The data tracks lending, as well as debt and equity underwriting, from these banks to support fossil fuel businesses and projects in China and globally. In addition, according to data from the Global Coal Finance Tracker – which monitors government-affiliated financial institutions’ direct support of overseas coal power projects – ICBC, BOC and CCB are the top lenders, along with China’s two policy banks: China Development Bank and Export-Import Bank of China. Most of this funding is going to Belt and Road countries.
These banks all seem to have so far favoured coal and other fossil fuel investment in the Belt and Road countries. According to a joint report by researchers at Boston University and the World Resources Institute in 2019, close to 75% of the syndicated loans made by the two policy and four commercial banks to support overseas energy and transportation projects went to the oil, gas and petrochemical industries. Out of power generation and transmission projects, about 40% went to coal power plants and 14% to oil and gas. Non-hydro renewable energy made up about 12% and hydro 23%. This is despite a huge gap in financing needs for renewable energy from BRI countries as indicated in their commitments under the Paris Agreement. All four commercial banks are signatories to the Green Investment Principles for the Belt and Road Initiative launched during the second Belt and Road Forum hosted by president Xi Jinping in 2019, when he reiterated China’s commitment to promoting a green Belt and Road.
Strengthening green commitments
Researchers have pointed out the increasingly diminishing returns from investments in coal-fired power plants in China. China’s banks have been called on to help stimulate the Chinese economy as the country recovers from the Covid-19 pandemic. They, along with other government policies, have a huge role to play in effectively directing resources to support quality, clean, advanced and profitable infrastructure in China and beyond. Moving away from coal will not only increase the world’s chance of achieving the Paris Agreement targets, but will also decrease financial system stress.
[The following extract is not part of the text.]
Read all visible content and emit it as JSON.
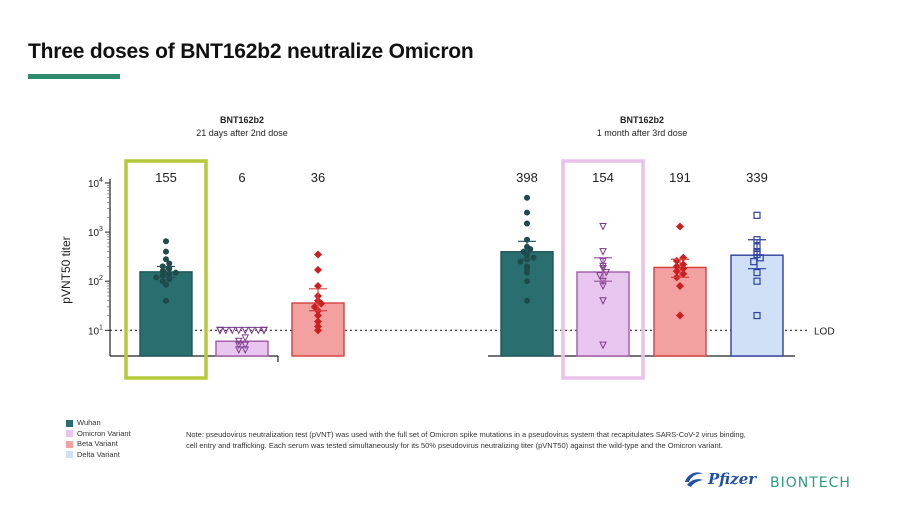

The global pandemic is also exposing deep vulnerabilities of poorer and over-indebted countries, including many along the Belt and Road initiative. Pakistan has asked China to relax debt obligations associated with 12GW of thermal coal power plants under the China-Pakistan Economic Corridor. Facing the prospect of a global recession, investment in coal power infrastructure will become even riskier for borrowing countries and lenders. Renewable energy investments can be a major force in economic recovery, generating decent return on investment while boosting employment opportunities, according to the latest estimate from IRENA. The world will need the global banking sector to champion a recovery effort that strengthens societies’ capacity to endure future shocks.
Coal is increasingly risky in both China and BRI countries and incompatible with global efforts to tackle climate change. It is in the interest of Chinese banks and China’s financial sustainability to follow through with – and strengthen – their green commitments.